Mediationby Rita Bailey
What do mediators do?
Mediation, like all conflict resolution approaches, is a means to en end.
Everything the mediator does should be done with the desired goal in mind, which is
- To assist the parties to find the answers themselves, rather than having a solution imposed on them
- To reach a win-win solution
- To finish with both parties feeling confident that they have been able to sort their differences and move on
- To avoid the stress, expense and inevitable fall-out that comes from litigation
- To avoid future conflict
- Hopefully, to enable both parties to feel that they are now able to give of their best.

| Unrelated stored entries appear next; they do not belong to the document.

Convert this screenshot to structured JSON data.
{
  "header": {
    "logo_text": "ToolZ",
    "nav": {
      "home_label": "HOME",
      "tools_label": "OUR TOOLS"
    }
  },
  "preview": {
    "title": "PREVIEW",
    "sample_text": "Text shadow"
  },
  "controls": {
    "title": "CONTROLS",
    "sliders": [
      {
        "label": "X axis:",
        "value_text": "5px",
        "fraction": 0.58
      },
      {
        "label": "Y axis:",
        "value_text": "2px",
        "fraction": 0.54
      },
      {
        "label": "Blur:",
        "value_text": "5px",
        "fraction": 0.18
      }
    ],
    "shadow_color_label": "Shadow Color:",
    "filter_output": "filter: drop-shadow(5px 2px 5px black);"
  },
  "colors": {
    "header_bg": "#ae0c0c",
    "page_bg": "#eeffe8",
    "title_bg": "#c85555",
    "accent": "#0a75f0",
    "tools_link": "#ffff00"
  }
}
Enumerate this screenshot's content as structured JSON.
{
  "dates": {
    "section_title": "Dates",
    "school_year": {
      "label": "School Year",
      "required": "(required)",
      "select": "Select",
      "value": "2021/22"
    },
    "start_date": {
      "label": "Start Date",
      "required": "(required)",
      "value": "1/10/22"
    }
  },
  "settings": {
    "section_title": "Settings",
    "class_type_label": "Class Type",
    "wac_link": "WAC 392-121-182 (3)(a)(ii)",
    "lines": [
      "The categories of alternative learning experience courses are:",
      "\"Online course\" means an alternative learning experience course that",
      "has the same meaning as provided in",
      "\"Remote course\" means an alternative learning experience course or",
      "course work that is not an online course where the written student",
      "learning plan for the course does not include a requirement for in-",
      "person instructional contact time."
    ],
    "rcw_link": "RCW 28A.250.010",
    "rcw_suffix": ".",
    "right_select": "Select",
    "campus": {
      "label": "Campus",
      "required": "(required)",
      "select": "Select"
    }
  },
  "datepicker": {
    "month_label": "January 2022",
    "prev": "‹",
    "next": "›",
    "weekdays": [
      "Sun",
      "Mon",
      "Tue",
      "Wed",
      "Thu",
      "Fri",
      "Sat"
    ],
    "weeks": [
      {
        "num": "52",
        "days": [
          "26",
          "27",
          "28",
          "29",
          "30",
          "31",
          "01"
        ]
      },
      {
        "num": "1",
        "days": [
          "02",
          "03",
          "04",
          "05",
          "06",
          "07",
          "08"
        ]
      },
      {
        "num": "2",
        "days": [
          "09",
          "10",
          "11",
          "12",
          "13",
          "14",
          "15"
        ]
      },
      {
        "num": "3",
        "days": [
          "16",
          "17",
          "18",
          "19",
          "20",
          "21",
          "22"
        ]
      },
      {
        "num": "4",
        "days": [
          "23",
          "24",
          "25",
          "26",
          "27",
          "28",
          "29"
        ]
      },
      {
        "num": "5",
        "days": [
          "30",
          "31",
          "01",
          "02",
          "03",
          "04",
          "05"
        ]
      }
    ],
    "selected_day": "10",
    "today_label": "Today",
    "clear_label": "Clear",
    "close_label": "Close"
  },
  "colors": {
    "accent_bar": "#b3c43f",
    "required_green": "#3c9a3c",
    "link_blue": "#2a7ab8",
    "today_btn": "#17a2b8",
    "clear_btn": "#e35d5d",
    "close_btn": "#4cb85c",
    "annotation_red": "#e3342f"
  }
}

The mediator will therefore facilitate, assisting staff members to settle their dispute by finding a way to resolve the issue themselves. This involves inviting each person to take part in the mediation process, in the course of which the mediator will
- Assist each person to consider the issue from an objective perspective
- Summarise and clarify what is said and in this way support each person to listen to the other, and understand the other’s point of view
- Encourage positive and civil interaction between individuals during the mediation process
- Stay impartial and treat both parties with equal respect and fairness
- Rephrase the language used by each individual to diffuse any tension
- Help them to be flexible and explore creative solutions
- Provide a clear structure for discussion to take place and for potential solutions to occur
- Assist both parties to progress through each stage of the mediation as smoothly as possible
- Assess any impasse that may occur during the mediation process and support each person to overcome it quickly and fairly
- Step back when the individuals are engaging in a positive manner in coming up with their own solutions or their own terms of agreement
- Ensure, as much as possible, that items for potential future friction have been raised and discussed.